White Fragility: Why It's So Hard For White People to Talk About Racism by Robin Diangelo
This book made me think about racism in a completely different way. Here I am, thinking I'm just fighting the good fight and trying to be anti-racist, and then this books knocks me down a few pegs, rightfully so. While a lot of this information is likely obvious to some readers, I found the material to be thought-provoking and discussion-worthy, which to me, is always the mark of a good read and will definitely inform my life going forward. Robin DiAngelo is white and is speaking specifically to white readers after years of training as a sociologist and working as a diversity trainer in the business world. She talks about how racism is not an action but a systemic fact. Racism exists pure and simple, and it's not in the binary good/bad ways we've always framed it. When people think of racists, they think of the Klan or those angry whites from the Civil Rights era screaming in the faces of little black children on their way to school. But racism is so much more than these scenes. Racism exists in structures. It exists because blacks have not been able to accumulate generational wealth. It exists because most of the "top ten" lists of wealthiest people are white men. It exists because most of the people serving in positions of power in Congress are mostly white men. Award winning movie directors are all white men, and the list goes on and on. Racism will continue to exist until whites give equality to people of color. She starts the book explaining this concept with the example of suffrage. Women were not given suffrage until those in power changed the laws. White men gave white women the right to vote. Women of color were not given that right officially by law until much later. It's up to the group holding the position of power to change it. Nothing will change unless white people stop acting defensive when talking about their racism and recognize these structural deficiencies in this power imbalance.

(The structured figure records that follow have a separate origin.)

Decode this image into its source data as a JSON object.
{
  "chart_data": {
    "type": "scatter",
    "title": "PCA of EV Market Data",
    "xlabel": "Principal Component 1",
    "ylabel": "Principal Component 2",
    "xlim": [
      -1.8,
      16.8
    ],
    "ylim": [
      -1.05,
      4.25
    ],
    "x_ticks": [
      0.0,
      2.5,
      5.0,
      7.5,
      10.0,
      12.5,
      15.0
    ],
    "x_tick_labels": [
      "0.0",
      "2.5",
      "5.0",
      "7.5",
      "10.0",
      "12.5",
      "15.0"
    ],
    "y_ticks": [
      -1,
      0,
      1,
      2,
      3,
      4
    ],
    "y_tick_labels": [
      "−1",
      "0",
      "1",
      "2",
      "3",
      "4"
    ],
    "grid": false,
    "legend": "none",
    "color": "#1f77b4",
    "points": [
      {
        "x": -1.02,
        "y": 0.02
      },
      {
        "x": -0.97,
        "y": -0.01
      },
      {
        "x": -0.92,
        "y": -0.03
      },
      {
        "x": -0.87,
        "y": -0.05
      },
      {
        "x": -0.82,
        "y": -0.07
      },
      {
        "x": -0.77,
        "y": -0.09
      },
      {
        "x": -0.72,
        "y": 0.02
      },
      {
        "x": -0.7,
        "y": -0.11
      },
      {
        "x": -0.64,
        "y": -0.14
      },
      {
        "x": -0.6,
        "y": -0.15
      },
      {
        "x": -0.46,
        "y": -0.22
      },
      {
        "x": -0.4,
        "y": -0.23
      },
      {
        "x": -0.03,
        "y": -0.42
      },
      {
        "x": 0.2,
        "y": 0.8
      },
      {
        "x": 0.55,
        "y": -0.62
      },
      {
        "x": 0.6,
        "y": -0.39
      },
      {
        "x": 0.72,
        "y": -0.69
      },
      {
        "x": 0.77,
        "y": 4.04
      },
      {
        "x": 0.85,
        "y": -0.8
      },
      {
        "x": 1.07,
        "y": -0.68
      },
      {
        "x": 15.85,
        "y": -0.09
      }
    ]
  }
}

One thing that really struck me since I'm such a big reader is the idea of white as the default race. When I read and even write book reviews, race is only mentioned when a character is of color. Why is white the automatic default? Why do we assume that someone is white unless we specifically point out their race? I do this all the time in my reviews. I'm white, and the reason I do this is because of my own racism. Do I wear a pointed hood or scream at black children? Do I make racist jokes or say the N word? Never, but I've learned racist things without recognizing them as such just simply because I'm white living in a world where white has always been the default. This is something I'm going to commit to working on, and it's ever-evolving. Another poignant moment for me with this book was the section on segregation. Sure there have been laws to abolish segregation, but we still live in a mostly segregated society from housing to schools, etc.
This book angers a lot of people. If you read it without being open to the idea of discussing your own white race, you won't gain anything from it. The fragility exists when we are unable to talk about how whiteness is entangled with racism because we're afraid to be labeled bad or good. Our social environment insulates us from ever having to deal with stress related to discussions of our race, and therefore we become ultrasensitive to any kind of conversation about it. It's not up to people of color to end racism. It's our responsibility as white people to learn from POC about their experiences. I like how DiAngelo points our her own racism and what she did when she learned of it. Her personal examples and sociological points are the highlights of this book and cement it as one of those reads I just can't get out of my mind.